It’s not quite a case of Six Degrees of Separation, but this week there is a compelling web of connectivity between London, Auburn and Anniston’s favorite former Army post, McClellan.
It goes like this:
At the Farnborough International Airshow near London, Gov. Robert Bentley and his crew of merry Alabamians announced Tuesday that GE Aviation would expand its existing operations in the state — an expansion that carries a $50 million price tag and will involve 3-D printing of airplane parts.
The catch: GE Aviation already has a facility in — you guessed it — Auburn, which is nowhere near London but nonetheless giddy over the news. Phillip Dunlap, that city’s economic development director, told AL.com that “this is bringing a completely new type of manufacturing to Alabama, and the message that sends is we’re producing the future now.” (For what it’s worth, the state is forking over about $3 million in discretionary incentives in the deal.)
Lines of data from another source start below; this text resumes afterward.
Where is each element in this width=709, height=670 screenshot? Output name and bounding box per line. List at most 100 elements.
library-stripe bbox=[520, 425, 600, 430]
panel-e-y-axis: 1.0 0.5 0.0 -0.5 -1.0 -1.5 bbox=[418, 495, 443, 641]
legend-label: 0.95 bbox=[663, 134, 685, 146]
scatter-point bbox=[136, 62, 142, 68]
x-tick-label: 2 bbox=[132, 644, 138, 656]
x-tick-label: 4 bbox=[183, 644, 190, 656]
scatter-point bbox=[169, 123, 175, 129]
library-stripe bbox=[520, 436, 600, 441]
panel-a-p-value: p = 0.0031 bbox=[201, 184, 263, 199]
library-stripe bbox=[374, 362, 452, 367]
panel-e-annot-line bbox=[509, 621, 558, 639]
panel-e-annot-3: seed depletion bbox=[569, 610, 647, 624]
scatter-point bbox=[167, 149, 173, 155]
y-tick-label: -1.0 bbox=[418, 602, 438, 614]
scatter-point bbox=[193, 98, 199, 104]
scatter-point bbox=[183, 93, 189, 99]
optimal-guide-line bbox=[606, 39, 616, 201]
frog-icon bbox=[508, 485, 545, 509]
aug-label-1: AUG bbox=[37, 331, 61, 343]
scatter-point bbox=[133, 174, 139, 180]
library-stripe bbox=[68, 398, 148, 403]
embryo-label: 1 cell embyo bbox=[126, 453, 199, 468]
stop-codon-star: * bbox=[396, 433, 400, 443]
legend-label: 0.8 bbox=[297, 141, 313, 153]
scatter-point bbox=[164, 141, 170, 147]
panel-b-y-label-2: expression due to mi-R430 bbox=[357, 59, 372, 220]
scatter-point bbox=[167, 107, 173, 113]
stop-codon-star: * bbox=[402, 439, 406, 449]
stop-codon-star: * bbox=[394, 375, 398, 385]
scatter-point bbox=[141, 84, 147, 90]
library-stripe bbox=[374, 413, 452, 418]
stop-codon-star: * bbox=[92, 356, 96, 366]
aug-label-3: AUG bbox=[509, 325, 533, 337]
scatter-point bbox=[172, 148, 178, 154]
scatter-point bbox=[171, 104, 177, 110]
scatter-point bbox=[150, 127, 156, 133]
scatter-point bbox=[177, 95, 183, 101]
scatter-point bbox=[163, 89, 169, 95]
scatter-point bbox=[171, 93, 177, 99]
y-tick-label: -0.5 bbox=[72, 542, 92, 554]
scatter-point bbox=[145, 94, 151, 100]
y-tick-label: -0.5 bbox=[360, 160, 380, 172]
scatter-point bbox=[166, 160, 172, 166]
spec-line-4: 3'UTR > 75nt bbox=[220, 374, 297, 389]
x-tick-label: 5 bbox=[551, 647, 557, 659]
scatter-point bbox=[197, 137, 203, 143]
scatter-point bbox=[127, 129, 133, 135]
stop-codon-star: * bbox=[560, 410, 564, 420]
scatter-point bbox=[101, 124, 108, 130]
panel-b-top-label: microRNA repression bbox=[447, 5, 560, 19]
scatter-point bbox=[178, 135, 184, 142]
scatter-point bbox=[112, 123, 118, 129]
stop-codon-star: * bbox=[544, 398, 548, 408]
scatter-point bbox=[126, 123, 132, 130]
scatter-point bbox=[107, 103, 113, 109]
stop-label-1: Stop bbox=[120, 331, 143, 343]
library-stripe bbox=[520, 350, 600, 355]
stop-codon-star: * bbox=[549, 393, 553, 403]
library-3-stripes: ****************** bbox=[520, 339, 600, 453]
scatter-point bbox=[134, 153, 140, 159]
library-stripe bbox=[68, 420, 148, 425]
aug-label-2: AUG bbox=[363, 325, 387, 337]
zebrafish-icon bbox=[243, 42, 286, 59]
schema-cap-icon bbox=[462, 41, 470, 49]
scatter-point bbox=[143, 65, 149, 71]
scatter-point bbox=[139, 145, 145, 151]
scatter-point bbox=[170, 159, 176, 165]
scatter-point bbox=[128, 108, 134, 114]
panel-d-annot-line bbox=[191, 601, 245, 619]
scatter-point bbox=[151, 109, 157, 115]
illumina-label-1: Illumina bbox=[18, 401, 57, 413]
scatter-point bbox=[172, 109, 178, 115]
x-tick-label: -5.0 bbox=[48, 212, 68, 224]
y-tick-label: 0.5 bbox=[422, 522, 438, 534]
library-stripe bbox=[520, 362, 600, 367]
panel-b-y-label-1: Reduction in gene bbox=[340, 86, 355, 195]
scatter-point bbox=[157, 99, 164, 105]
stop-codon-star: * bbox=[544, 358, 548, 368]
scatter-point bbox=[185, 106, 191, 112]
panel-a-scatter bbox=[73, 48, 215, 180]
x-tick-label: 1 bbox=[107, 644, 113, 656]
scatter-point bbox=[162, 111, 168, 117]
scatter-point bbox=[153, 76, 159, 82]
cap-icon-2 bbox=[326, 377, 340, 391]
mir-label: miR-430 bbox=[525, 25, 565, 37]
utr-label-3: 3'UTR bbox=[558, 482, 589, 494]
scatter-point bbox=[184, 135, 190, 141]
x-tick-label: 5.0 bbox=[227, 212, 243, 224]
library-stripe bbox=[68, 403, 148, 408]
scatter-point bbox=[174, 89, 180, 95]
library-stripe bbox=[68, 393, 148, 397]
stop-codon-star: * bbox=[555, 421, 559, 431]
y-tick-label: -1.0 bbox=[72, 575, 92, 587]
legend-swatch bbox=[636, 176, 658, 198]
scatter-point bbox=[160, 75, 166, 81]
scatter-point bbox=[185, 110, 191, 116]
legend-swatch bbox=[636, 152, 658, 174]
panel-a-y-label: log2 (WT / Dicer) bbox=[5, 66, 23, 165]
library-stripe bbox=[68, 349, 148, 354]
While the governor was hob-knobbing in England, and while Auburn’s economic developers were ecstatic, a few of the industrial areas of the former post are humming with activity. We firmly believe McClellan is one of Alabama’s unrealized gems, if for no other reason than its ability to incubate all sorts of industries, job-creators and money-making projects.
You needn’t travel to London or Auburn to hear about Alabama’s future.
Instead, drive into McClellan, roughly north of the Center for Domestic Preparedness and the Federal Emergency Management Agency facilities, and you’ll see road crews and construction workers turning more slivers of former Army property, to steal the Auburn economic developer’s phrase, into industries that are producing the future now.
An example: While Bentley is trumping his British success, one of the property’s signature industrial partners, International Auto Components, is rapidly expanding its McClellan footprint that could produce as many, or more, jobs than the governor’s London announcement. Other projects are underway, too: road improvements, industrial expansions, even last week’s blockbuster involving FEMA’s acquisition of 94 additional acres and 16 more buildings.
If you’re one who foolishly buys in to the notion that Anniston’s former Army post has been allowed to wither on the vine — that redevelopment hasn’t commenced to any noteworthy degree — then we ask, are you paying attention?
Bentley’s record as a jobs-creator is sketchy, even with his publicized European jobs-hunting trips. McClellan, meanwhile, the hub of northeast Alabama’s future, rolls on, small step after small step, toward its future.